I liked this book a lot. I found it so interesting to learn about these four (and later on, a fifth) women and their lives. I liked how their lives intertwined, and how they forged friendships and also how they forged a way for women into the workplace during the WWII era. I liked each of the characters, and felt as if I could walk into their world and fit right in. It did take me awhile to get them straight, and remember who was who, but by the end they felt like my friends. I liked how each of them dealt with her own trials, and yet they all faced many of the same trials together. They helped each other, and came to rely on each other. The men in the book made me furious. I did like Earl. Ginny’s husband drove me crazy! And the men workers at the factory were awful. I found it difficult to believe that some of those problems existed in the 1940’s. I knew women worked during WWII because I have seen the Rosie the Riveter poster:

but I’d never thought about how that made the men feel, or what those women did once the war was over. I enjoyed this book and recommend it.

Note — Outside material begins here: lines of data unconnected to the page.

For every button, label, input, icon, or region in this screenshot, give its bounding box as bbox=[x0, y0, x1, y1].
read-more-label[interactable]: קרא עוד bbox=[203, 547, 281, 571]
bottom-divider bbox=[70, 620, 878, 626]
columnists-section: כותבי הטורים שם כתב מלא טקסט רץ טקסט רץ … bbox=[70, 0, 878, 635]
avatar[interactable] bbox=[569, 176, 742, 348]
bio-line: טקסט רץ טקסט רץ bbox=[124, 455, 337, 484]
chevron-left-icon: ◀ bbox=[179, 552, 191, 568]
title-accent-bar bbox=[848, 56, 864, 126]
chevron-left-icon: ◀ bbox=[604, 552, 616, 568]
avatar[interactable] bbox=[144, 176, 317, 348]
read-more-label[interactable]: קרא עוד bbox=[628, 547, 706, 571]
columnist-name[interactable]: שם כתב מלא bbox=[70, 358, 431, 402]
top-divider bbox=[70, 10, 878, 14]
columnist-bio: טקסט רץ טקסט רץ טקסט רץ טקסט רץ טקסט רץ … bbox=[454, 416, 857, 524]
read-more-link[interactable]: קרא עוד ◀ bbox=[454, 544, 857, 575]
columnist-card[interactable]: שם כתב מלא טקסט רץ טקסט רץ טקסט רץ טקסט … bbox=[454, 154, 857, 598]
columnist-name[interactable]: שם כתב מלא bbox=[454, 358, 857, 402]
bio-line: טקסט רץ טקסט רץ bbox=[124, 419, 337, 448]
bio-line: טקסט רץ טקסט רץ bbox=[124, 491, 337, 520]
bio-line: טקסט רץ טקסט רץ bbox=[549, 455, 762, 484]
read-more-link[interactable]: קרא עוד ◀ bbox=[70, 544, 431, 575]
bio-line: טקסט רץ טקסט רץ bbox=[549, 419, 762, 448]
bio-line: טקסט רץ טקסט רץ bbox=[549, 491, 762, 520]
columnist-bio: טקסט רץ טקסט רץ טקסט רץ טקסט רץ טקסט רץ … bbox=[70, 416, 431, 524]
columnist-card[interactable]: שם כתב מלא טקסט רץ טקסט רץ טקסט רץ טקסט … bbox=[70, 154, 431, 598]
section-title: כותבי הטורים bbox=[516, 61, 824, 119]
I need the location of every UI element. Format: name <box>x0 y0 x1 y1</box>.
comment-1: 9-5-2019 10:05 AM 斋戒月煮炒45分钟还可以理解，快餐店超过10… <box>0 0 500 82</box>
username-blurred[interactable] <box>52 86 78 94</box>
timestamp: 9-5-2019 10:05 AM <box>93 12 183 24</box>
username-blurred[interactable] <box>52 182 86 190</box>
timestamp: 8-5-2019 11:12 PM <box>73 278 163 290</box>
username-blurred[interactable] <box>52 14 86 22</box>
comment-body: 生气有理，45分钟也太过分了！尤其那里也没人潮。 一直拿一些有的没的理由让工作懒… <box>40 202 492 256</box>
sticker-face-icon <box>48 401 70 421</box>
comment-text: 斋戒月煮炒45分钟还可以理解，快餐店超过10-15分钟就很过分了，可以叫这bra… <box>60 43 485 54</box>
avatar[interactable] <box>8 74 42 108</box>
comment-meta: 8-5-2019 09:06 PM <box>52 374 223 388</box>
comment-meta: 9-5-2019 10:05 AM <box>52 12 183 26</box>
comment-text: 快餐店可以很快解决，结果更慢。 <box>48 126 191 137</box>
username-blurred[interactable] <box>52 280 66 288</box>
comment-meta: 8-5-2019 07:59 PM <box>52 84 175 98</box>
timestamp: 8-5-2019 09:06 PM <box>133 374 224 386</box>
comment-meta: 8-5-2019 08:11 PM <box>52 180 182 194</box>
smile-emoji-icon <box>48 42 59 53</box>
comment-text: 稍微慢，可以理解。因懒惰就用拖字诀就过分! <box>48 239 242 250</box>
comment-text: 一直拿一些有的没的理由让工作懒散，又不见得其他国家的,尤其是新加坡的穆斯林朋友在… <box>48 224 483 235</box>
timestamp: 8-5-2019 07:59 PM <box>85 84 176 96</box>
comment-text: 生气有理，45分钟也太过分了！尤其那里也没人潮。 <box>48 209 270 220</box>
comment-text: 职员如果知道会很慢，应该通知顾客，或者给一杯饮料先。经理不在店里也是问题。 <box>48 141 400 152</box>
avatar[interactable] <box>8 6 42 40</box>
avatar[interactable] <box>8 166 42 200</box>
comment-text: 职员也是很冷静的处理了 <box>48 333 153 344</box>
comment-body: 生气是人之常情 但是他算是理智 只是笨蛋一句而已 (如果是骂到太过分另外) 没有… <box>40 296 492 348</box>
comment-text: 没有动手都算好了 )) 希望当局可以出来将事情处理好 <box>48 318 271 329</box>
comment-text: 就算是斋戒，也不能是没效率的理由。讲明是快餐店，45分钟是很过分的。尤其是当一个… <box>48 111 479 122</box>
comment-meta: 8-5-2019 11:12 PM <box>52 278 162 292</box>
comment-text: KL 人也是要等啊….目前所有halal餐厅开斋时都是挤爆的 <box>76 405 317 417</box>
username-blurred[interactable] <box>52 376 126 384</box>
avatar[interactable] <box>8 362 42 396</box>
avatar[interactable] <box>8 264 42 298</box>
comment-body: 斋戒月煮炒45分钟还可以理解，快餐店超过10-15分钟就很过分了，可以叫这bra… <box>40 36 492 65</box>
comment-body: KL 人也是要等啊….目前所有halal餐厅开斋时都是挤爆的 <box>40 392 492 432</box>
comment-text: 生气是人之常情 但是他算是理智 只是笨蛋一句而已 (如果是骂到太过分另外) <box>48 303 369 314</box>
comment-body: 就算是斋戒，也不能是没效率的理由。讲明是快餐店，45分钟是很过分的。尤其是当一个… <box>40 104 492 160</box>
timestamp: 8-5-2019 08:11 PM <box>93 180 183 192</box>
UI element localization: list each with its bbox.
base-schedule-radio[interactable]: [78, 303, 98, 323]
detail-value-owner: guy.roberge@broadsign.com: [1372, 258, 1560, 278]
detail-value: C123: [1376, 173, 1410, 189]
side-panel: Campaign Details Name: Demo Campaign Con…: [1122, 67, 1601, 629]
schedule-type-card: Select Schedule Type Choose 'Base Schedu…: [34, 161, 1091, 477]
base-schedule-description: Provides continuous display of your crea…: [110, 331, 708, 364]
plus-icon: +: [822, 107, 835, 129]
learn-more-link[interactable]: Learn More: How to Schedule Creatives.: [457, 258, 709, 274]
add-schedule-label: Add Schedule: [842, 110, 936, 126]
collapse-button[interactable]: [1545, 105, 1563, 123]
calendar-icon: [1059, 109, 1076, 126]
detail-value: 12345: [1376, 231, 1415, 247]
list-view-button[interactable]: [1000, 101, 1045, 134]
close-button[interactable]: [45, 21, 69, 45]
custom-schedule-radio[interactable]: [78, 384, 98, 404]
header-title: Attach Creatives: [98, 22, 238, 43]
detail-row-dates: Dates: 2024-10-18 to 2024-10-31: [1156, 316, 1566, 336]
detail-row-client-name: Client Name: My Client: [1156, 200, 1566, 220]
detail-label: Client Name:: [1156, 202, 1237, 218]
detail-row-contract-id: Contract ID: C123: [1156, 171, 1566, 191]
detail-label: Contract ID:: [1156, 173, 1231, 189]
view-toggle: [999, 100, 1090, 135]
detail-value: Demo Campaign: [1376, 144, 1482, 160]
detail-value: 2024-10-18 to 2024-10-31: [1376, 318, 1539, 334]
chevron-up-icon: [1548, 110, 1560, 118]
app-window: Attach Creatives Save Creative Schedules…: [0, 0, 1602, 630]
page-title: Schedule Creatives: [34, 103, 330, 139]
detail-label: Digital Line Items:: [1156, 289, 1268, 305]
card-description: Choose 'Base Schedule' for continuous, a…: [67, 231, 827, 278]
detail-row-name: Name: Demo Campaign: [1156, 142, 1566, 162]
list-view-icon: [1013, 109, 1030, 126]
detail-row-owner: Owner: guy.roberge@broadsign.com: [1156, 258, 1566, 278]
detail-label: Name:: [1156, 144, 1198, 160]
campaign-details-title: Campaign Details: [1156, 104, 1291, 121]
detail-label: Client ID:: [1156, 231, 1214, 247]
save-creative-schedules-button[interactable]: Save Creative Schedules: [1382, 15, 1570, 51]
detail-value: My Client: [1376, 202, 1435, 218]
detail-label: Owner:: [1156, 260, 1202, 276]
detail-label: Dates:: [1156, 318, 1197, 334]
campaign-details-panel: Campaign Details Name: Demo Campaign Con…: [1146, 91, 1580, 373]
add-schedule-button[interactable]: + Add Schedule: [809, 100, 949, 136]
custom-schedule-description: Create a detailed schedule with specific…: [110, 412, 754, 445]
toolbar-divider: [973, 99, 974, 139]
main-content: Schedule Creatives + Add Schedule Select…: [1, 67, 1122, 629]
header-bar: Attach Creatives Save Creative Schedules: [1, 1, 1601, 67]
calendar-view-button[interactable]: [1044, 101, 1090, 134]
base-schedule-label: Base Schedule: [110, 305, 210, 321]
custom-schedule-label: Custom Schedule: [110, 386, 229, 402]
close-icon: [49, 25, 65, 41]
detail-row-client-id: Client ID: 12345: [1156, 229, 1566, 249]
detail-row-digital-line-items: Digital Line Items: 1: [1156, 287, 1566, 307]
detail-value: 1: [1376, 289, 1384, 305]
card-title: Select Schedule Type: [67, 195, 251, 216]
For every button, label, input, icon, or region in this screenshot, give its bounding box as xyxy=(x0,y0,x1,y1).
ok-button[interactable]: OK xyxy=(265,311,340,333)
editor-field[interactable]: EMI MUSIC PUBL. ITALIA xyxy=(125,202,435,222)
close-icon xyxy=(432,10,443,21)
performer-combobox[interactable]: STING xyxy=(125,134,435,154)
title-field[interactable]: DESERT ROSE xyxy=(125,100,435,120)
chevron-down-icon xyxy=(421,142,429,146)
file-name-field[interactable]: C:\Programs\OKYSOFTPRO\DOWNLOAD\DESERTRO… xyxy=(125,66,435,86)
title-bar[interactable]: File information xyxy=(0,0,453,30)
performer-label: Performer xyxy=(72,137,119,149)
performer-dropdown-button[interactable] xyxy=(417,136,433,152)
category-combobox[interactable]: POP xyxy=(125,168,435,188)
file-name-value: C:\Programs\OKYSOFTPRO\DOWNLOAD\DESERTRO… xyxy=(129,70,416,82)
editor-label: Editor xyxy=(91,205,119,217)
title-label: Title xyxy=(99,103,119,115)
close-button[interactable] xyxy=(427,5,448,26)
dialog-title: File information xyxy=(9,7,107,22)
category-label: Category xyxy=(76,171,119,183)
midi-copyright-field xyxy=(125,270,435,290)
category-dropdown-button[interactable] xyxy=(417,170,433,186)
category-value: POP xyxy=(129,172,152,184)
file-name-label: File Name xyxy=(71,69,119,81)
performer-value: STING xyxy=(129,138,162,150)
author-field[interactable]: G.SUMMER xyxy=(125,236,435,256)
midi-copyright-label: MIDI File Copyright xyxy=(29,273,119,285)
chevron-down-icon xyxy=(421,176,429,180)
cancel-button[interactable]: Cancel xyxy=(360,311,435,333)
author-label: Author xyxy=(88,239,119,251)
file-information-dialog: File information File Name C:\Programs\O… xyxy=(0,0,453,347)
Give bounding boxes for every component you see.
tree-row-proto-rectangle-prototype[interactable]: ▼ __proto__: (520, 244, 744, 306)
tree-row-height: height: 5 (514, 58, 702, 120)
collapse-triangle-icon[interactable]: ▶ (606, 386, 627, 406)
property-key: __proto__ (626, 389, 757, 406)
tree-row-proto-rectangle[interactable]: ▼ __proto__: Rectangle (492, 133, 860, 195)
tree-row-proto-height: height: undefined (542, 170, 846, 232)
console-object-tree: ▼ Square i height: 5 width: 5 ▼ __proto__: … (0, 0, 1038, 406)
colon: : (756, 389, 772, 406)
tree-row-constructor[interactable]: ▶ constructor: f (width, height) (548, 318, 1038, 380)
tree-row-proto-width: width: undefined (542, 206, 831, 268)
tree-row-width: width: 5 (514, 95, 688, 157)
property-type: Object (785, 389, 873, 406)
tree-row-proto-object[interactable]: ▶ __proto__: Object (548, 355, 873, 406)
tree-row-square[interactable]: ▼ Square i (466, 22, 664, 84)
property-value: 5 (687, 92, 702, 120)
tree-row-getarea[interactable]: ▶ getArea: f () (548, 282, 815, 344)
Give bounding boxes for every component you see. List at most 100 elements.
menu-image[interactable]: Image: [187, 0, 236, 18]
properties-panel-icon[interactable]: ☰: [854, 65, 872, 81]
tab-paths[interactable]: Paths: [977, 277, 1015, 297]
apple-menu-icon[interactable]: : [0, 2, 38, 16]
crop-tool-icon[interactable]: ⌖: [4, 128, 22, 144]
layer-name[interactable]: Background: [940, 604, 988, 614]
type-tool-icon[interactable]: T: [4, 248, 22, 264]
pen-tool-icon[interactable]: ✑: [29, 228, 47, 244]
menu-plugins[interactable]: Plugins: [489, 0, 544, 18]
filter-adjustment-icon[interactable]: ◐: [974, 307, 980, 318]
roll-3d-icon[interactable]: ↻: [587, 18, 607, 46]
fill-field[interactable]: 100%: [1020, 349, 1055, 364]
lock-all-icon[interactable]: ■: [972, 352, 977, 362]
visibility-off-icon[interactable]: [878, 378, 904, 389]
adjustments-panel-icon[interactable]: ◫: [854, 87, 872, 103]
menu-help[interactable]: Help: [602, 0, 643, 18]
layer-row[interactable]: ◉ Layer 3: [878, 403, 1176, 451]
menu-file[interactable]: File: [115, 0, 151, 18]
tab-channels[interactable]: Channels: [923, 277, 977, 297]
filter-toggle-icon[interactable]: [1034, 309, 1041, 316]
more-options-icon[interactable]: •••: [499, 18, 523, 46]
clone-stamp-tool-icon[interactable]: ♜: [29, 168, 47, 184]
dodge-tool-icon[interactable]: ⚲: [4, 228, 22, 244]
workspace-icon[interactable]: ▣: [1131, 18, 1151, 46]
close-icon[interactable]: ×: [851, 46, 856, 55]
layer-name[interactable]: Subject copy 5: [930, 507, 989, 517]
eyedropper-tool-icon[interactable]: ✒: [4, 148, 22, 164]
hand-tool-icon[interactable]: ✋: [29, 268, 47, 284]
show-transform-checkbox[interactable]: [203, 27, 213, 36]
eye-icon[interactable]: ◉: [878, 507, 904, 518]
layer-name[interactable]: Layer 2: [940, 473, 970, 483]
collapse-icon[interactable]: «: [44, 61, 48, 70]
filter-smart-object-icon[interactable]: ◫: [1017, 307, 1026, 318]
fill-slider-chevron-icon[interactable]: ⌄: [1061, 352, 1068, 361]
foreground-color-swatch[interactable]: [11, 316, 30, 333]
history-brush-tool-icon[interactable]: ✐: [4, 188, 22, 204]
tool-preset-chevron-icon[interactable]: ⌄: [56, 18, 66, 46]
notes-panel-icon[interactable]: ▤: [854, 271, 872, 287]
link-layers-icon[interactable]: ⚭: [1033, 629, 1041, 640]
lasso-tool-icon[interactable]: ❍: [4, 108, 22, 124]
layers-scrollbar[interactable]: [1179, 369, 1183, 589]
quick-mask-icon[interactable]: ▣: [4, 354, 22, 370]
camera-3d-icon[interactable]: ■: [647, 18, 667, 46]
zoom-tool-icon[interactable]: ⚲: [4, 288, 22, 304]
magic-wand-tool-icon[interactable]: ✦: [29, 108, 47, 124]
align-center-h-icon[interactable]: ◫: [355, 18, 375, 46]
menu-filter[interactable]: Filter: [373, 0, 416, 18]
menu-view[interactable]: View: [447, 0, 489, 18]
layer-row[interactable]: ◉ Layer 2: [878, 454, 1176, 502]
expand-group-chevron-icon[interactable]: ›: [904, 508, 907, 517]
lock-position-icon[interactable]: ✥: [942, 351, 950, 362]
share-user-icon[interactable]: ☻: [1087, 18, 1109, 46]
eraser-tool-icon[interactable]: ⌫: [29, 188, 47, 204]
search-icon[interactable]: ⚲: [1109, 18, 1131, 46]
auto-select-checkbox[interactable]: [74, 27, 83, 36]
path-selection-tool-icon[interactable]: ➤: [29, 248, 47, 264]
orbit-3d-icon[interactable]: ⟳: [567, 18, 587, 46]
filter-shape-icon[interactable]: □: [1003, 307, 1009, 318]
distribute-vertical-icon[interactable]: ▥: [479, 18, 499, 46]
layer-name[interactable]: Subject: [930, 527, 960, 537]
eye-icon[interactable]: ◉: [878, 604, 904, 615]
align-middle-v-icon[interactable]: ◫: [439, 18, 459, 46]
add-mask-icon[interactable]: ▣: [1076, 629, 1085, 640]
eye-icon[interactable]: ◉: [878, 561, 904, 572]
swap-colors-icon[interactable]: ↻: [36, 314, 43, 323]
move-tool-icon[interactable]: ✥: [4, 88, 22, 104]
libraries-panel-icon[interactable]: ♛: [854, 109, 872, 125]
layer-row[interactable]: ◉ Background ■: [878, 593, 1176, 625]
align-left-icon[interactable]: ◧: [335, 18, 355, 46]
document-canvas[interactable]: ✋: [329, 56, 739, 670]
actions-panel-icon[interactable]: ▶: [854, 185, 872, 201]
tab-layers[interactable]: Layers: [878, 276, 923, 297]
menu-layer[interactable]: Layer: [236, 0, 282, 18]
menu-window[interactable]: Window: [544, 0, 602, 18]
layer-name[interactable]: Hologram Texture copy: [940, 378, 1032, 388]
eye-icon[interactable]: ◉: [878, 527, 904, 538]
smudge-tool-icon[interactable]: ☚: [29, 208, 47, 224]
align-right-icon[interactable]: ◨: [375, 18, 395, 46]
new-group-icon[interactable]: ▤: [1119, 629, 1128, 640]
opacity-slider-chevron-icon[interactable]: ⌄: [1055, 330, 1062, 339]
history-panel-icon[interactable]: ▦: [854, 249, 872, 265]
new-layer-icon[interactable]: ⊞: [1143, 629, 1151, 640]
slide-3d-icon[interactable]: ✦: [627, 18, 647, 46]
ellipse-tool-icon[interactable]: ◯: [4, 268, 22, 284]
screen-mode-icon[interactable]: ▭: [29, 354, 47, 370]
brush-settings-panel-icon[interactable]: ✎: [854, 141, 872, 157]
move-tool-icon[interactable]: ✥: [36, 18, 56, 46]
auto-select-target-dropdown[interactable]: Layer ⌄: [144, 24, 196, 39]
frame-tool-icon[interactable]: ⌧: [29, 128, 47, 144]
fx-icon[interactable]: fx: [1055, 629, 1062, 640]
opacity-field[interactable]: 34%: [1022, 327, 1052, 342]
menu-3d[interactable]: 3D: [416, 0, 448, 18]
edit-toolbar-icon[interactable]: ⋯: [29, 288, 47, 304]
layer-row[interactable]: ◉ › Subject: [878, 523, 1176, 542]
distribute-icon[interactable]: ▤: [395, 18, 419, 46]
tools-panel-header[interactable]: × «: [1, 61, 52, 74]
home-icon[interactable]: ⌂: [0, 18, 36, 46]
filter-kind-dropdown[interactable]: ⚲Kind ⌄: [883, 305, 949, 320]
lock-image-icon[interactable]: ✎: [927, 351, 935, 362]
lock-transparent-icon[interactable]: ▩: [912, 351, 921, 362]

The writing style is hard to get used to at the beginning, but becomes easier by the end. It is a little slow in some parts, but it was engaging enough to keep me reading. There are some scenes in the book that are difficult to read because of the way the people were treated. There is some harsh racial violence (beatings, and a terrible “accident”) and you learn of characters dying in the war. There is some language. One of the characters has a habit of drinking and getting drunk. There is a little bit of a Christian message in the book because a couple of the characters discuss God and His influence in their lives.

Rating: PG-13+ (Racial beatings, a so-called “accident,” characters dying in the war, sparse language, drinking, and Ginny wondering about an affair.)

Recommendation: High School and Up. I took a Women’s History class in high school, and this would have been a great read for that class. It is fiction, but it’s great to see a different viewpoint of WWII.